Plan May Provide for Balloon Payment

Posted by NCBRC - October 26, 2016

A plan providing for periodic payments on a mortgage ending with a balloon payment during the plan, does not violate the Code’s requirement that plan payments be in “equal monthly amounts.” In re Cochran, No. 15-52314 (Bankr. M.D. Ga. Sept. 1, 2016).

William Jackson Cochran had a loan from the Bank of Perry which was secured by his residence and surrounding land. The terms of the lending agreement were that Mr. Cochran would make regular monthly payments for three years then pay off the remainder of the loan in a balloon payment. When the balloon payment came due, Mr. Cochran was unable to make it but continued to make the regular monthly payments. The Bank assigned the loan to RREF and RREF instituted a foreclosure action. Mr. Cochran filed a chapter 13 bankruptcy petition to save his home. His proposed plan contemplated continuing the payments he had been making as Adequate Protection Payments. The plan proposed to pay the remainder of the debt in a single payment within twelve months of confirmation.

RREF opposed the plan arguing that, 1) regular payments ending with a balloon payment violates section 1325(a)(5)(B)(iii)(I) which provides that “if property to be distributed pursuant to this subsection is in the form of periodic payments, such payments shall be in equal monthly amounts,” and 2) the plan was not feasible.

The bankruptcy court began by acknowledging that the majority of courts have found that a plan provision for monthly payments followed by a balloon payment is prohibited by the Code. It explained that those courts generally base this conclusion on: 1) statutory language, 2) congressional intent, and 3) precedent. Finding that the Eleventh Circuit had not spoken on the issue, the bankruptcy court found that it was not controlled by precedent and it broke with the majority.

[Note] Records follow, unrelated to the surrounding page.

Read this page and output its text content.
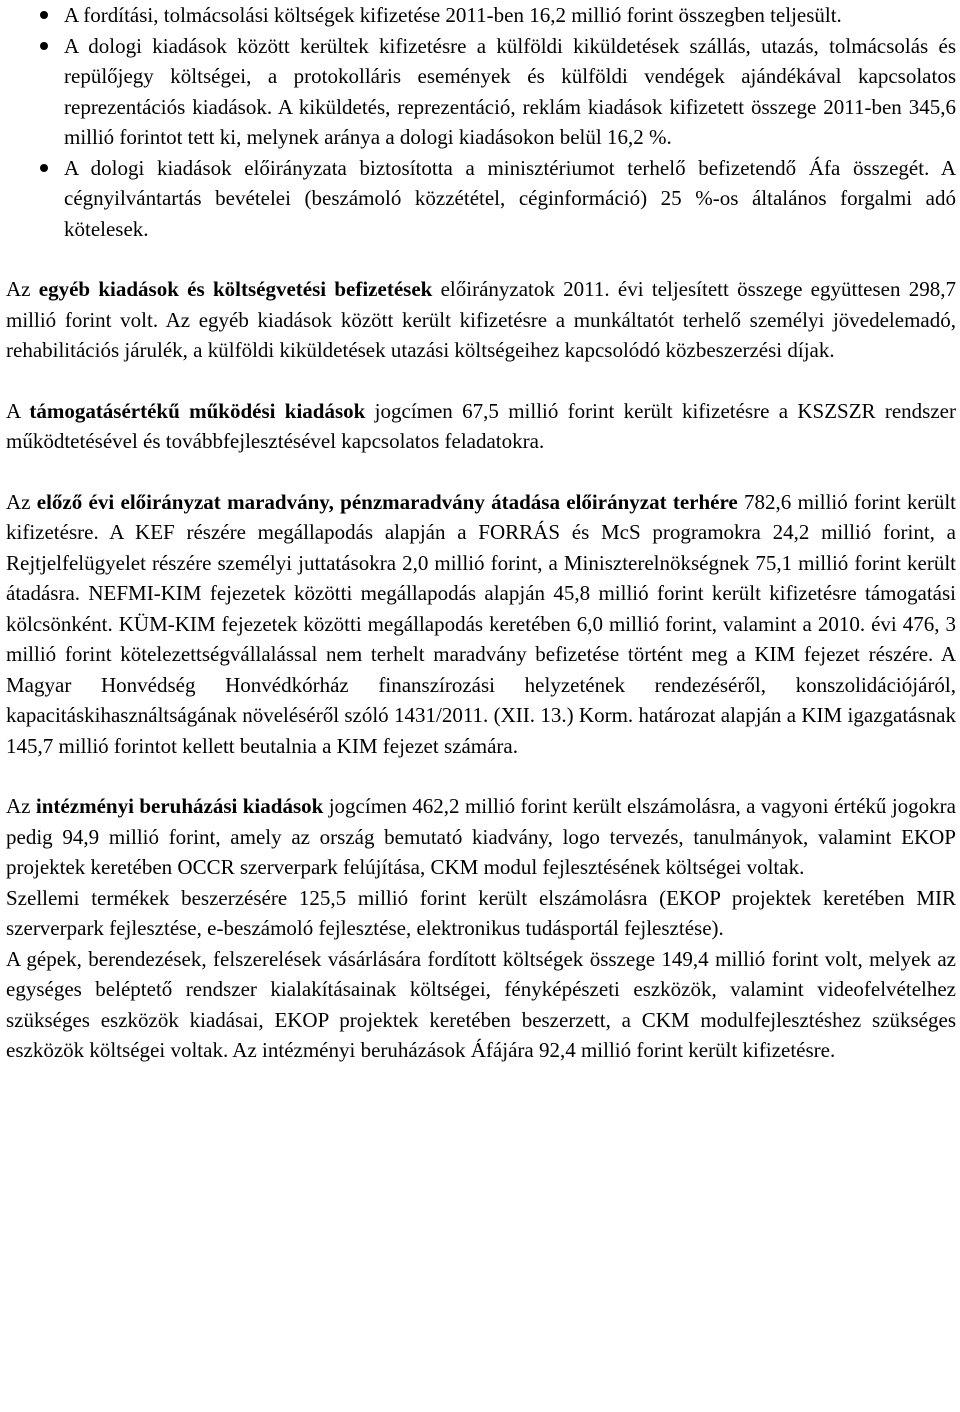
A fordítási, tolmácsolási költségek kifizetése 2011-ben 16,2 millió forint összegben teljesült.
A dologi kiadások között kerültek kifizetésre a külföldi kiküldetések szállás, utazás, tolmácsolás és repülőjegy költségei, a protokolláris események és külföldi vendégek ajándékával kapcsolatos reprezentációs kiadások. A kiküldetés, reprezentáció, reklám kiadások kifizetett összege 2011-ben 345,6 millió forintot tett ki, melynek aránya a dologi kiadásokon belül 16,2 %.
A dologi kiadások előirányzata biztosította a minisztériumot terhelő befizetendő Áfa összegét. A cégnyilvántartás bevételei (beszámoló közzététel, céginformáció) 25 %-os általános forgalmi adó kötelesek.

Az egyéb kiadások és költségvetési befizetések előirányzatok 2011. évi teljesített összege együttesen 298,7 millió forint volt. Az egyéb kiadások között került kifizetésre a munkáltatót terhelő személyi jövedelemadó, rehabilitációs járulék, a külföldi kiküldetések utazási költségeihez kapcsolódó közbeszerzési díjak.

A támogatásértékű működési kiadások jogcímen 67,5 millió forint került kifizetésre a KSZSZR rendszer működtetésével és továbbfejlesztésével kapcsolatos feladatokra.

Az előző évi előirányzat maradvány, pénzmaradvány átadása előirányzat terhére 782,6 millió forint került kifizetésre. A KEF részére megállapodás alapján a FORRÁS és McS programokra 24,2 millió forint, a Rejtjelfelügyelet részére személyi juttatásokra 2,0 millió forint, a Miniszterelnökségnek 75,1 millió forint került átadásra. NEFMI-KIM fejezetek közötti megállapodás alapján 45,8 millió forint került kifizetésre támogatási kölcsönként. KÜM-KIM fejezetek közötti megállapodás keretében 6,0 millió forint, valamint a 2010. évi 476, 3 millió forint kötelezettségvállalással nem terhelt maradvány befizetése történt meg a KIM fejezet részére. A Magyar Honvédség Honvédkórház finanszírozási helyzetének rendezéséről, konszolidációjáról, kapacitáskihasználtságának növeléséről szóló 1431/2011. (XII. 13.) Korm. határozat alapján a KIM igazgatásnak 145,7 millió forintot kellett beutalnia a KIM fejezet számára.

Az intézményi beruházási kiadások jogcímen 462,2 millió forint került elszámolásra, a vagyoni értékű jogokra pedig 94,9 millió forint, amely az ország bemutató kiadvány, logo tervezés, tanulmányok, valamint EKOP projektek keretében OCCR szerverpark felújítása, CKM modul fejlesztésének költségei voltak.

Szellemi termékek beszerzésére 125,5 millió forint került elszámolásra (EKOP projektek keretében MIR szerverpark fejlesztése, e-beszámoló fejlesztése, elektronikus tudásportál fejlesztése).

A gépek, berendezések, felszerelések vásárlására fordított költségek összege 149,4 millió forint volt, melyek az egységes beléptető rendszer kialakításainak költségei, fényképészeti eszközök, valamint videofelvételhez szükséges eszközök kiadásai, EKOP projektek keretében beszerzett, a CKM modulfejlesztéshez szükséges eszközök költségei voltak. Az intézményi beruházások Áfájára 92,4 millió forint került kifizetésre.
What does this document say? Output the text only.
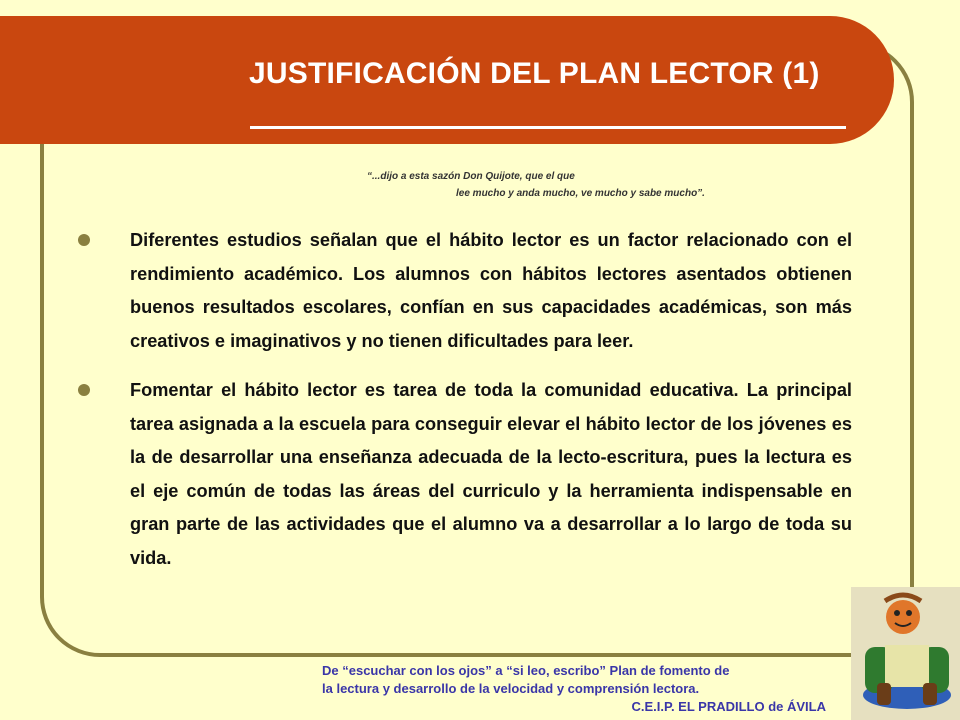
JUSTIFICACIÓN DEL PLAN LECTOR (1)
“...dijo a esta sazón Don Quijote, que el que
lee mucho y anda mucho, ve mucho y sabe mucho”.
Diferentes estudios señalan que el hábito lector es un factor relacionado con el rendimiento académico. Los alumnos con hábitos lectores asentados obtienen buenos resultados escolares, confían en sus capacidades académicas, son más creativos e imaginativos y no tienen dificultades para leer.
Fomentar el hábito lector es tarea de toda la comunidad educativa. La principal tarea asignada a la escuela para conseguir elevar el hábito lector de los jóvenes es la de desarrollar una enseñanza adecuada de la lecto-escritura, pues la lectura es el eje común de todas las áreas del curriculo y la herramienta indispensable en gran parte de las actividades que el alumno va a desarrollar a lo largo de toda su vida.
De “escuchar con los ojos” a “si leo, escribo” Plan de fomento de
la lectura y desarrollo de la velocidad y comprensión lectora.
C.E.I.P. EL PRADILLO de ÁVILA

With respect to the plain language argument, the court disagreed with those courts finding that once periodic payments are established a balloon payment deviates from those payments and is therefore prohibited. Rather, the court found that a balloon payment is a separate, one-time, distribution of property rather than a continuation of periodic monthly payments. “A balloon payment satisfies the debt in full, and thus by definition cannot be repeated periodically, whether in equal amounts or otherwise.” The provisional word “if” in section 1325(a)(5)(b)(iii) indicates that Congress contemplated both periodic payments which are subject to the equal amount requirement, and non-periodic payments which are not. The court also disagreed with the assumption, apparently made by other courts, that each debt had to be dealt with in the plan in only one way. The absence of the definite article “the” between “if” and “property” permits the conclusion that property distributed on account of a claim may be distributed by different methods. Some property may be distributed in equal monthly installments, and some may be distributed in a lump sum.

The court next found that other courts improperly speculated as to congressional intent despite the fact that there is no actual legislative history to support the conclusion that Congress intended to prohibit balloon payment provisions in chapter 13 plans. Rather, the court found it is just as likely that Congress intended the equal monthly payment requirement to give creditors an assurance of regularity when payments are ongoing, rather than prohibit a final balloon payment. The fact that pre-BAPCPA practice permitted balloon payments further supports the conclusion that Congress did not, by implication, change that practice when it added the equal monthly payment provision to section 1325. In fact, permitting balloon payments within the parameters of a chapter 13 plan furthers the congressional goal of providing debtors flexible means with which to repay debts.

The court, citing In re Ramirez, No. 13-20891-AJC, 2014 WL 1466212, at *4 (Bankr. S.D. Fla. Apr. 7, 2014); In re Meredith, No. 11-30227, (Bankr. D. Or. 2011); In re Davis, No. 10-39945 (Bankr. D. Or. May 5, 2011), noted that while it may be in the minority, it is not alone in finding that balloon payments harmonize with the Code and with congressional intent.

As to the issue of feasibility, the court was persuaded that there was good chance of success of the plan and that, in any case, there was little risk to the creditor should the plan fail. The residence was over-secured and the debtor agreed to a provision in the plan lifting the automatic stay should he fail to make the required payments.